MacKenzie Gore’s progression will be equally interesting to follow. Gore, 19, was taken with the third overall pick in the 2017 Amateur Draft, and promptly breezed through the Arizona Fall League. Although he struggled a bit at Single-A, he will likely start the season in High-A or Double-A and have the chance to quickly ascend up the ladder.

Joey Lucchesi and Eric Lauer are both extremely young and just coming off of their first full big-league seasons. How they progress individually will undoubtedly be a massive determinant in San Diego’s success this season.

But in terms of excitement and promise, Paddack and Gore offer as much as any other young player or prospect in the league.

Will these guys rebound?

The Padres have a trio of players who could have a drastic impact on the lineup with turnaround seasons.

San Diego gave Hosmer an eight-year deal worth a total of $144 million guaranteed last offseason after he had the best season of his career in 2017 with the Kansas City Royals. How did he reward the Friars? With one of the most disappointing seasons of his career.

Hosmer’s batting average dropped 65 points while his slugging dipped by 100 full points, and he posted a negative fWAR. Still, there is a sense that Hosmer may have been pressing in the first year of a big contract, and he also had to adjust to a ballpark that is not as friendly for left-handed hitters. He could reassert himself as one of the best first basemen in the league this season.

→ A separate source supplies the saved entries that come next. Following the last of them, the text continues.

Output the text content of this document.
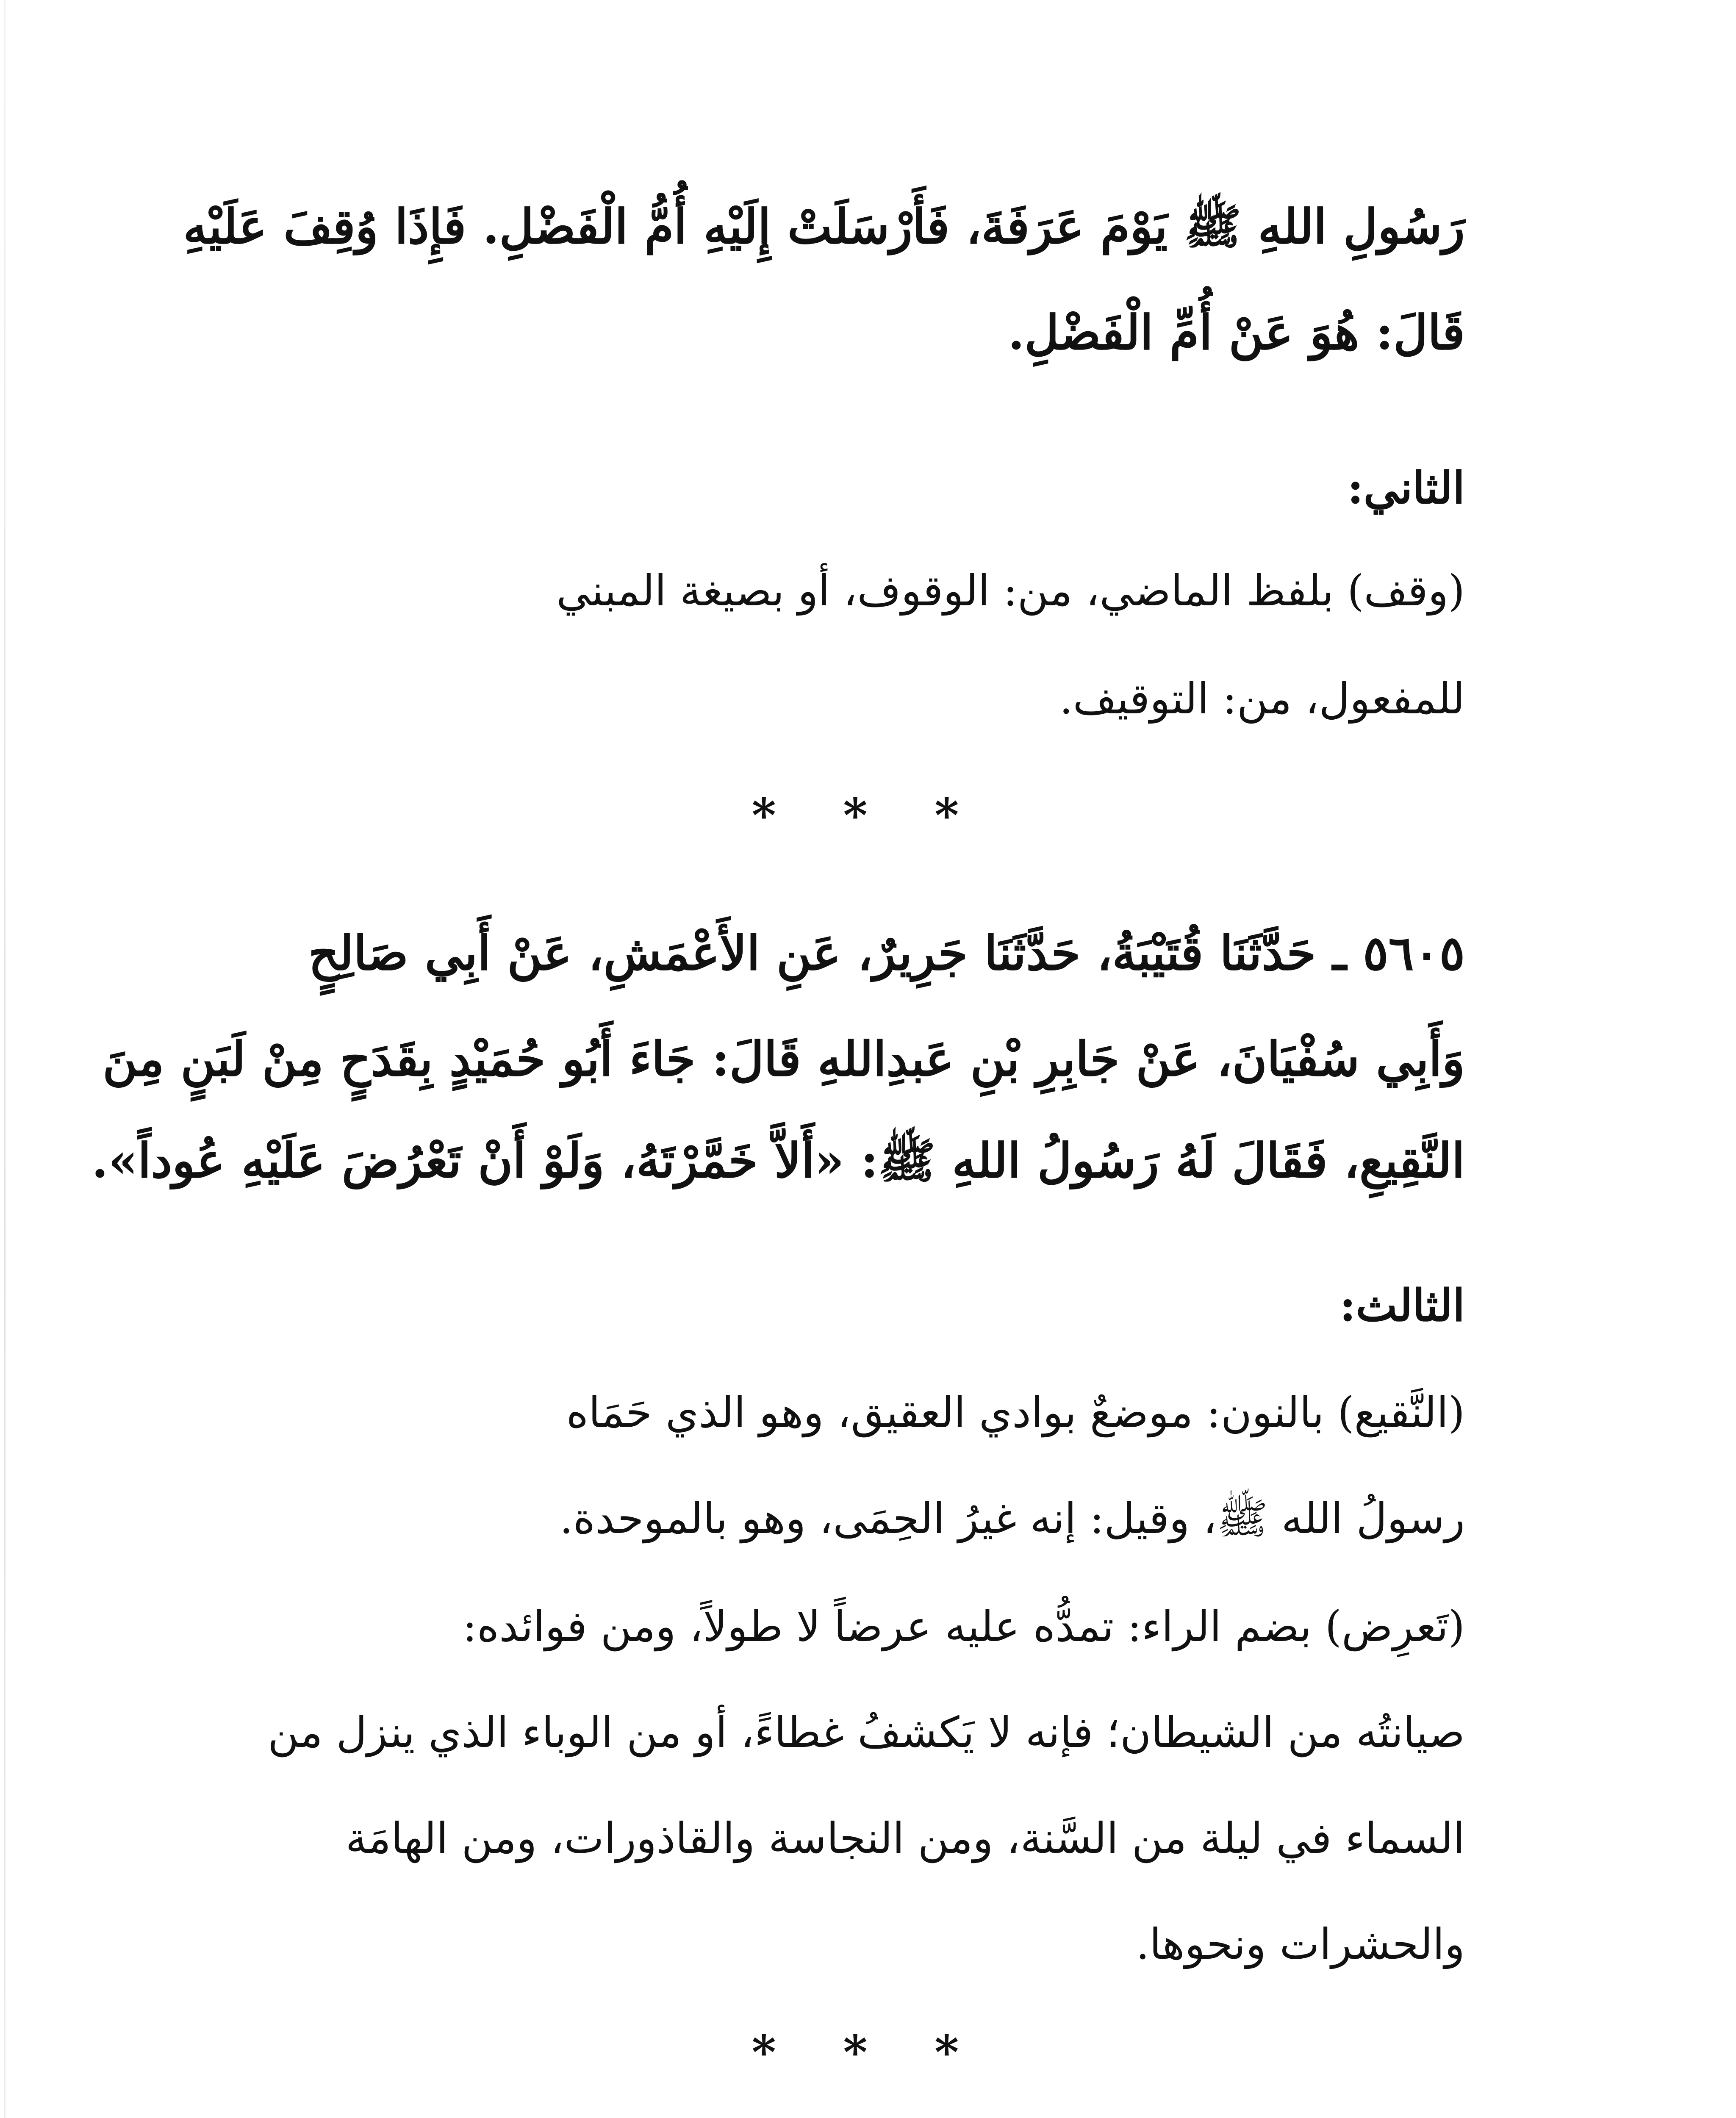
رَسُولِ اللهِ ﷺ يَوْمَ عَرَفَةَ، فَأَرْسَلَتْ إِلَيْهِ أُمُّ الْفَضْلِ. فَإِذَا وُقِفَ عَلَيْهِ
قَالَ: هُوَ عَنْ أُمِّ الْفَضْلِ.
الثاني:
(وقف) بلفظ الماضي، من: الوقوف، أو بصيغة المبني
للمفعول، من: التوقيف.
* * *
٥٦٠٥ ـ حَدَّثَنَا قُتَيْبَةُ، حَدَّثَنَا جَرِيرٌ، عَنِ الأَعْمَشِ، عَنْ أَبِي صَالِحٍ
وَأَبِي سُفْيَانَ، عَنْ جَابِرِ بْنِ عَبدِاللهِ قَالَ: جَاءَ أَبُو حُمَيْدٍ بِقَدَحٍ مِنْ لَبَنٍ مِنَ
النَّقِيعِ، فَقَالَ لَهُ رَسُولُ اللهِ ﷺ: «أَلاَّ خَمَّرْتَهُ، وَلَوْ أَنْ تَعْرُضَ عَلَيْهِ عُوداً».
الثالث:
(النَّقيع) بالنون: موضعٌ بوادي العقيق، وهو الذي حَمَاه
رسولُ الله ﷺ، وقيل: إنه غيرُ الحِمَى، وهو بالموحدة.
(تَعرِض) بضم الراء: تمدُّه عليه عرضاً لا طولاً، ومن فوائده:
صيانتُه من الشيطان؛ فإنه لا يَكشفُ غطاءً، أو من الوباء الذي ينزل من
السماء في ليلة من السَّنة، ومن النجاسة والقاذورات، ومن الهامَة
والحشرات ونحوها.
* * *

The outfield saw a pair of underperformers in Wil Myers and Manuel Margot. Myers played in just 83 games in yet another injury-riddled season, while Margot took a step back after an impressive rookie season in 2017.

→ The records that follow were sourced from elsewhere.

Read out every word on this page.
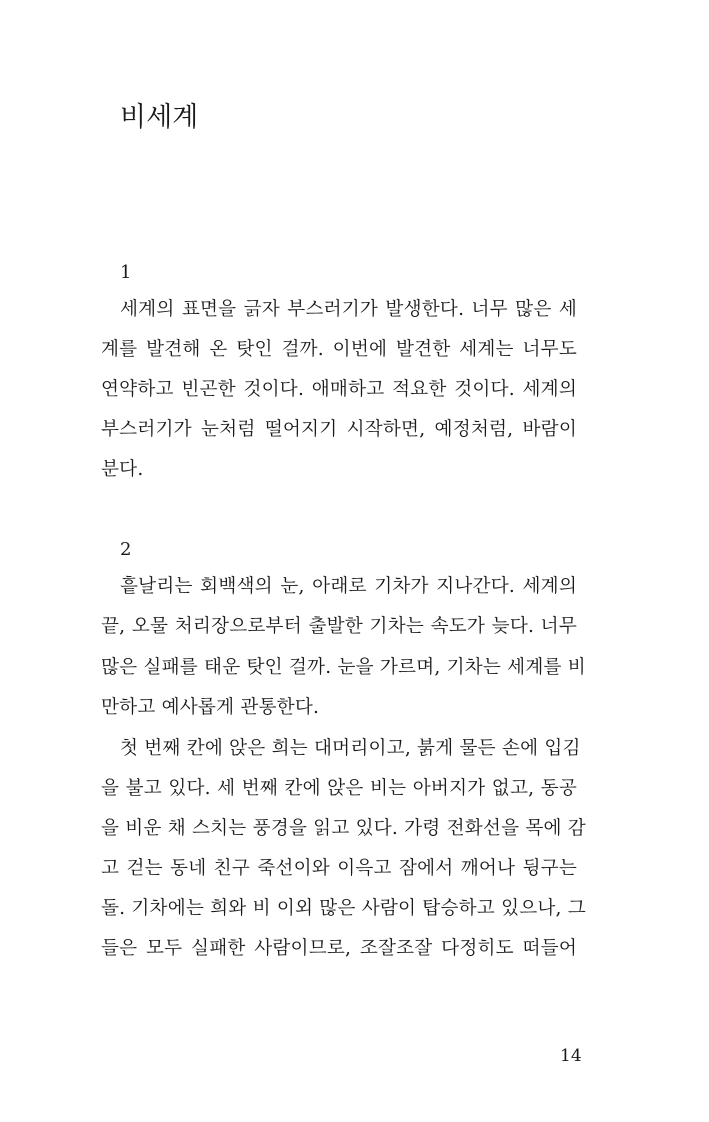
비세계
1
세계의 표면을 긁자 부스러기가 발생한다. 너무 많은 세
계를 발견해 온 탓인 걸까. 이번에 발견한 세계는 너무도
연약하고 빈곤한 것이다. 애매하고 적요한 것이다. 세계의
부스러기가 눈처럼 떨어지기 시작하면, 예정처럼, 바람이
분다.
2
흩날리는 회백색의 눈, 아래로 기차가 지나간다. 세계의
끝, 오물 처리장으로부터 출발한 기차는 속도가 늦다. 너무
많은 실패를 태운 탓인 걸까. 눈을 가르며, 기차는 세계를 비
만하고 예사롭게 관통한다.
첫 번째 칸에 앉은 희는 대머리이고, 붉게 물든 손에 입김
을 불고 있다. 세 번째 칸에 앉은 비는 아버지가 없고, 동공
을 비운 채 스치는 풍경을 읽고 있다. 가령 전화선을 목에 감
고 걷는 동네 친구 죽선이와 이윽고 잠에서 깨어나 뒹구는
돌. 기차에는 희와 비 이외 많은 사람이 탑승하고 있으나, 그
들은 모두 실패한 사람이므로, 조잘조잘 다정히도 떠들어
14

Myers may not be the hitter with the same kind of promise many expected after he won AL Rookie of the Year in 2013 despite playing just 83 games, but he still has 30-homer power and can steal bases. The 28-year-old also showed promise as an outfielder, although San Diego’s affinity for moving him all over the place positionally could have a lot to do with his injuries. After all, he was healthy when he spent two full seasons at first base (although he was a poor fielder at the position).

Health is and will always be the biggest question with Myers, but the production has been fairly consistent, so you know what you are getting. Margot is a different story.

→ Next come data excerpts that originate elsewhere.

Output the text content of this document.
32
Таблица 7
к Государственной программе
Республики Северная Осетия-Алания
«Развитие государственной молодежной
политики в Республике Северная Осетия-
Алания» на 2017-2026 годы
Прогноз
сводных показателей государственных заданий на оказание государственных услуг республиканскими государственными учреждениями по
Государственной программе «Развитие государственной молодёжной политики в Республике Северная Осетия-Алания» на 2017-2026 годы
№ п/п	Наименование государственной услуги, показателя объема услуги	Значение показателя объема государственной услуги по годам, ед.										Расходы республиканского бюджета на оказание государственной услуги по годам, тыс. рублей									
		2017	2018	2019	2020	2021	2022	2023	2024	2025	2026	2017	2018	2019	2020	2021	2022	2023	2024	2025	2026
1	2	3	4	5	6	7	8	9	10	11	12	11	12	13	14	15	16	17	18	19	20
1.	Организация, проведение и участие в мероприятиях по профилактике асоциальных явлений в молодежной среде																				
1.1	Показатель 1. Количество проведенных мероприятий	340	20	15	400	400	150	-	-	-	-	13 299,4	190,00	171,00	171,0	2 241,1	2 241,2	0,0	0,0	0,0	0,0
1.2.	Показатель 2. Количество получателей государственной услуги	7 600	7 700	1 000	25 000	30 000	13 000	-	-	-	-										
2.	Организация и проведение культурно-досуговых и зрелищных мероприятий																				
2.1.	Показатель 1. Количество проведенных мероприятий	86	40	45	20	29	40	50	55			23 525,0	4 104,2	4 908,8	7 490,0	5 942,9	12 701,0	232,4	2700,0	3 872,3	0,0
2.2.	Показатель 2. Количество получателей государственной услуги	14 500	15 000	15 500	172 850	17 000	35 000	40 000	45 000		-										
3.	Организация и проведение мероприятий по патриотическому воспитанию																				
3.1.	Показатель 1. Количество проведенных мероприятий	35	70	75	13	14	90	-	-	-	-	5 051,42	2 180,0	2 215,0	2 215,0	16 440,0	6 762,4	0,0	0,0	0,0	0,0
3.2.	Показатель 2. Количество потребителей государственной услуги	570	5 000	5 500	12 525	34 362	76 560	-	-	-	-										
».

The Padres were hoping that the former Red Sox prospect would build on a 2017 where he hit .263 with 13 homers and 17 stolen bases. But Margot succumbed to a sophomore slump, posting a measly .675 OPS while hitting fewer homers and stealing fewer bases.

Margot is an everyday player for his Gold Glove-caliber potential in center field, but the Padres would feel a whole lot more comfortable with their lineup if they were confident in Margot as a leadoff man.

Rebounds from these three are absolutely crucial if San Diego really hopes to remain competitive in the NL West, especially because of the inexperience in their starting rotation.

Could be buyers or sellers

Perhaps no team has as much potential for volatility as the Padres. If the young players thrive alongside a typically excellent Machado and a bullpen that was had the second-highest fWAR in baseball last season, then this team could turn heads and even make a Wild Card bid in the National League.

Yet San Diego could just as easily succumb to injuries while their young arms fail to develop, making them a prime candidate to sell the likes of Myers or potentially Kirby Yates or Craig Stammen.

And of course, Manny will be at the center of it all. He earned the $300 million contract, but can he fulfill his promise to be a mentor to Tatis and the other youngsters while helping to turn the franchise around? Only time will tell, but those questions are part of what make the Padres the most exciting team to watch this season.